A home for well-formed proposed incubations for the web platform. All proposals welcome.
https://wicg.io/
Other
233 stars 16 forks source link

Embeddings support in Chrome local #177

Open roschler opened 4 weeks ago

roschler commented 4 weeks ago

Introduction

The Chrome local API with Gemini Nano support opens the door to doing Retrieval Augmented Generation completely client side in the browser. However, to achieve that goal completely we also need client side embeddings.

Use Cases (Recommended)

The use case is as stated above, supporting Retrieval Augmented Generation

Goals (Optional)

Embed client side, or load at start-up, something like Google's Universal Sentence Encoder and expose it via a Chrome local API.

Non-goals (Optional)

It would be great to also have an Hierarchical Navigable Small World (HNSW) index support too client side, but my belief is that this can wait, because it can search and compare thousands of vectors in a reasonable amount of time.

Proposed Solution

The fastest route would be to embed, or load at startup, Google's Universal Sentence Encoder and expose it via a Chrome local API.

Examples (Recommended)

Developers would use it to create vector embeddings for records that would be stored in IndexedDB, and again whenever a query needed to be encoded in preparation for a vector search.

Privacy & Security Considerations

This approach would greatly increase privacy and security for the user because as of now, if you want to implement a RAG/LLM pipeline in the browser, even with the support of a local instance of Gemini Nano, you still have to ship text out to an embedding service.
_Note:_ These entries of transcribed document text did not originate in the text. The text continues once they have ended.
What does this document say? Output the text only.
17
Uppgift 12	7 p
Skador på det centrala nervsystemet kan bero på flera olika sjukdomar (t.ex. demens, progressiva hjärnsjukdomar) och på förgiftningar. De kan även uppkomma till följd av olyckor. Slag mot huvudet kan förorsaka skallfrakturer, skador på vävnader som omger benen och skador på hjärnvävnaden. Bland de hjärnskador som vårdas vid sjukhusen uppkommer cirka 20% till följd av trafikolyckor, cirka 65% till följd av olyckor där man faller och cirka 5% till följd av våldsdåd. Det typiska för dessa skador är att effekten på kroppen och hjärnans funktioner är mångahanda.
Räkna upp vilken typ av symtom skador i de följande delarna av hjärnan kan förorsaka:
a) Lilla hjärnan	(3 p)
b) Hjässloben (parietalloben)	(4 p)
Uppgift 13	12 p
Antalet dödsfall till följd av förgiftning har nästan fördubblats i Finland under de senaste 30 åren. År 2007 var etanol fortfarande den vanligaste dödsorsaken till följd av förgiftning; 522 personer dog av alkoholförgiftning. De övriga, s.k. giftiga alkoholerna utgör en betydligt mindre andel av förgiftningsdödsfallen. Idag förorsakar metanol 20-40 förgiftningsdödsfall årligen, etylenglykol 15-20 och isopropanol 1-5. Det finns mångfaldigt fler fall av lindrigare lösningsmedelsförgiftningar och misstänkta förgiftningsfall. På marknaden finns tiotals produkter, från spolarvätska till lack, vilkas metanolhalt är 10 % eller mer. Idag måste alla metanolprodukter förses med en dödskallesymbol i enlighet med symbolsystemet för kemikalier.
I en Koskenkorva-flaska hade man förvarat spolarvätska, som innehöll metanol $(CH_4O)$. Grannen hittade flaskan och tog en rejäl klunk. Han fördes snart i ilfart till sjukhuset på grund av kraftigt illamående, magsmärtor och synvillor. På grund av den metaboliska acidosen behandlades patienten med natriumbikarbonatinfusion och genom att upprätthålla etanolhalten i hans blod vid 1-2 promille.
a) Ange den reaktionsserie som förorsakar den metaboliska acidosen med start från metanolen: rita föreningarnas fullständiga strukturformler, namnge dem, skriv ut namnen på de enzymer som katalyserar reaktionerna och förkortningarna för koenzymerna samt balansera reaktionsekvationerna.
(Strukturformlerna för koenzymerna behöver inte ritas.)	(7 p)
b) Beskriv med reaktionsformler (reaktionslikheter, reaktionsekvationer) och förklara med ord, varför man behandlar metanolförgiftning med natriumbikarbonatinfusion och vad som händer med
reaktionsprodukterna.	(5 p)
You could encrypt the text and then have a back-end server under your control execute the embeddings call that way, but that is less safe and more work than a completely client side approach.

backkem commented 4 weeks ago

Do you have a reference to "Chrome local API"?

tomayac commented 4 weeks ago

Do you have a reference to "Chrome local API"?

This is referring to Chrome's built-in AI APIs.